I am trying to cluster time series data in Python using different clustering techniques. K-means didn't give good results. The following images are what I have after clustering using agglomerative clustering. I also tried Dynamic Time warping. These two seem to give similar results.
What I would ideally like to have is two different clusters for the time series in the second image. The first image is a cluster for rapid increases. The second for no increase kind of like stable and the third is a cluster for decreasing trends. I would like to know which time series are stable as well as popular (by popular here, I mean high count). I tried hierarchical clustering but the results showed way too many hierarchies and I am not sure how to pick the level of hierarchy. Can someone shed light on how to go about splitting the time series in the second image into two different clusters, one with low counts and the other with high counts? Is it possible to do it? Or should I just visually pick a threshold to cut them into two?
Cluster with rapid increases:
Cluster with stable counts:
Cluster with decreasing trends:
This is very very vague but this is the result of my hierarchical clustering.
I know this particular image is not useful at all but this is like a dead end for me as well.
In general, if you would like to differentiate trends, say for instance for YouTube videos, how do only some get picked up for the "trending" section and some others for "trending this week" section? I understand the "trending" section videos are the ones that show similar characteristics to the first image. "Trending this week" section has a collection of videos which have very high view counts but are quiet stable in terms of counts (i.e. not showing rapid increases). I know that in case of YouTube, there are many many other factors that are considered in addition to just view counts. With the second image, what I am trying to do is similar to "trending this week" section. I would like to pick the ones that have very high counts. How do I split the time series in this case?

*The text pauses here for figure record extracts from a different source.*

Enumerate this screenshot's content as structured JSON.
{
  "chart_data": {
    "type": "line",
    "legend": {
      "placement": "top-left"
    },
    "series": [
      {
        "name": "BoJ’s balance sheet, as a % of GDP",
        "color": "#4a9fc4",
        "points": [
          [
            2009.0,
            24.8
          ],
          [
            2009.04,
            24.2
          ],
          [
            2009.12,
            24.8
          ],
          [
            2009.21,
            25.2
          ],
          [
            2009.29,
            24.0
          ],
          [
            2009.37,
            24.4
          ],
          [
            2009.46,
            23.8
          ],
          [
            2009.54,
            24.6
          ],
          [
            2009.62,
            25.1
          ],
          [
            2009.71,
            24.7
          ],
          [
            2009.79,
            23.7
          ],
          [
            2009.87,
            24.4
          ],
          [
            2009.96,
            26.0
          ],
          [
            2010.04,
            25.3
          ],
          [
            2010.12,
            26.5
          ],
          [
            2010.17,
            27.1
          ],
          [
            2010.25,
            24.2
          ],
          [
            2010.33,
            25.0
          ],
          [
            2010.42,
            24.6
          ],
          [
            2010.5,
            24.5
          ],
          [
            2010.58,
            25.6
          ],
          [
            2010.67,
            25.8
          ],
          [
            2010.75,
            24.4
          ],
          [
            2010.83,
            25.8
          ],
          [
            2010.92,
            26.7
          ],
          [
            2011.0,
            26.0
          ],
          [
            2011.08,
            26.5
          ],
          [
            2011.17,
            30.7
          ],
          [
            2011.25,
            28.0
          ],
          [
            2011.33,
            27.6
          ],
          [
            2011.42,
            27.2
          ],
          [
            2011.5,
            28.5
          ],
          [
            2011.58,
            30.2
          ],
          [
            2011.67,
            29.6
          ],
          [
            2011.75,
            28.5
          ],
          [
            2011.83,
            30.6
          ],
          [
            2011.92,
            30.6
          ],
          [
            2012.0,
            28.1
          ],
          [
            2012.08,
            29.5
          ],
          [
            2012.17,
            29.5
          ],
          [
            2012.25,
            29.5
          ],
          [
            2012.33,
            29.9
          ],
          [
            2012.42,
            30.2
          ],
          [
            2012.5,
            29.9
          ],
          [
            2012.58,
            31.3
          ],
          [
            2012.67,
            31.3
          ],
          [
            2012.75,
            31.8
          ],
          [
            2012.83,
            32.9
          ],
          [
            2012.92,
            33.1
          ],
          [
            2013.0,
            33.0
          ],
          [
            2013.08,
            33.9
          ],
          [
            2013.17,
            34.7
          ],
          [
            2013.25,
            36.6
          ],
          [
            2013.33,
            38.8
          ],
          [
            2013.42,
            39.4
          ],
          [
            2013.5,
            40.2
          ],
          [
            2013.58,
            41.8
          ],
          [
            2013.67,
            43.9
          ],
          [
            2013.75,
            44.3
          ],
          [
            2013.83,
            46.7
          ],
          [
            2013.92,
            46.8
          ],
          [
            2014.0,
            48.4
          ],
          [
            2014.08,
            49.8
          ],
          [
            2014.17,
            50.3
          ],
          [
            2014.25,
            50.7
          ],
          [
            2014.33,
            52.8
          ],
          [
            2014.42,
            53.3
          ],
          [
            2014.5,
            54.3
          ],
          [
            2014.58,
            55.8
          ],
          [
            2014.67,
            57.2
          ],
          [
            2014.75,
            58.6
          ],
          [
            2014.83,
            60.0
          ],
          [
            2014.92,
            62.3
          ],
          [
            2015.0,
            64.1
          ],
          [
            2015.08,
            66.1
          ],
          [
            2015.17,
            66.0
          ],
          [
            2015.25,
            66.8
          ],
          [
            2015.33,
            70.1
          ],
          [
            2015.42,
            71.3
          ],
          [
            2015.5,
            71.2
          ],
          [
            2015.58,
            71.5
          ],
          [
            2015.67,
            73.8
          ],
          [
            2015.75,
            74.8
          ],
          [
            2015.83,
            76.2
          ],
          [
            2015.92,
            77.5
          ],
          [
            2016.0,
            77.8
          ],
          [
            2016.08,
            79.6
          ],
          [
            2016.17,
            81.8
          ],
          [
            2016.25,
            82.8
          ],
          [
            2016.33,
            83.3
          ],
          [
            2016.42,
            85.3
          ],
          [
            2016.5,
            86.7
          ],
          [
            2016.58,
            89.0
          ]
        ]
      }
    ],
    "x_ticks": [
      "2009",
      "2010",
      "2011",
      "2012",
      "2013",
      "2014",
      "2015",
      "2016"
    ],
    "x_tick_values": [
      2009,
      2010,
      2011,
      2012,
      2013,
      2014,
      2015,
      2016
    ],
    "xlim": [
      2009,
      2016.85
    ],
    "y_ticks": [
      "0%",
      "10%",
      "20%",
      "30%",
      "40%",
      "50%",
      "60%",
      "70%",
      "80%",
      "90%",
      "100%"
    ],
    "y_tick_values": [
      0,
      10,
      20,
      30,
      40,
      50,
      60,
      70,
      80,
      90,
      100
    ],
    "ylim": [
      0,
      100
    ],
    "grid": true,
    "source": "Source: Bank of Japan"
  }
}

I know DTW captures trends. DTW gave the same results as the above images. It has identified the trend in the second image which is "stable". But it doesn't capture the "count" element here. I want both the trend as well as the count to be captured , in this case stable and high count.
The above images are time series clustered based on counts. Am I missing out on any other clustering techniques that could achieve this? Even with just counts, how do I cluster differently according to my needs?
Any ideas would be much appreciated. Thanks in advance!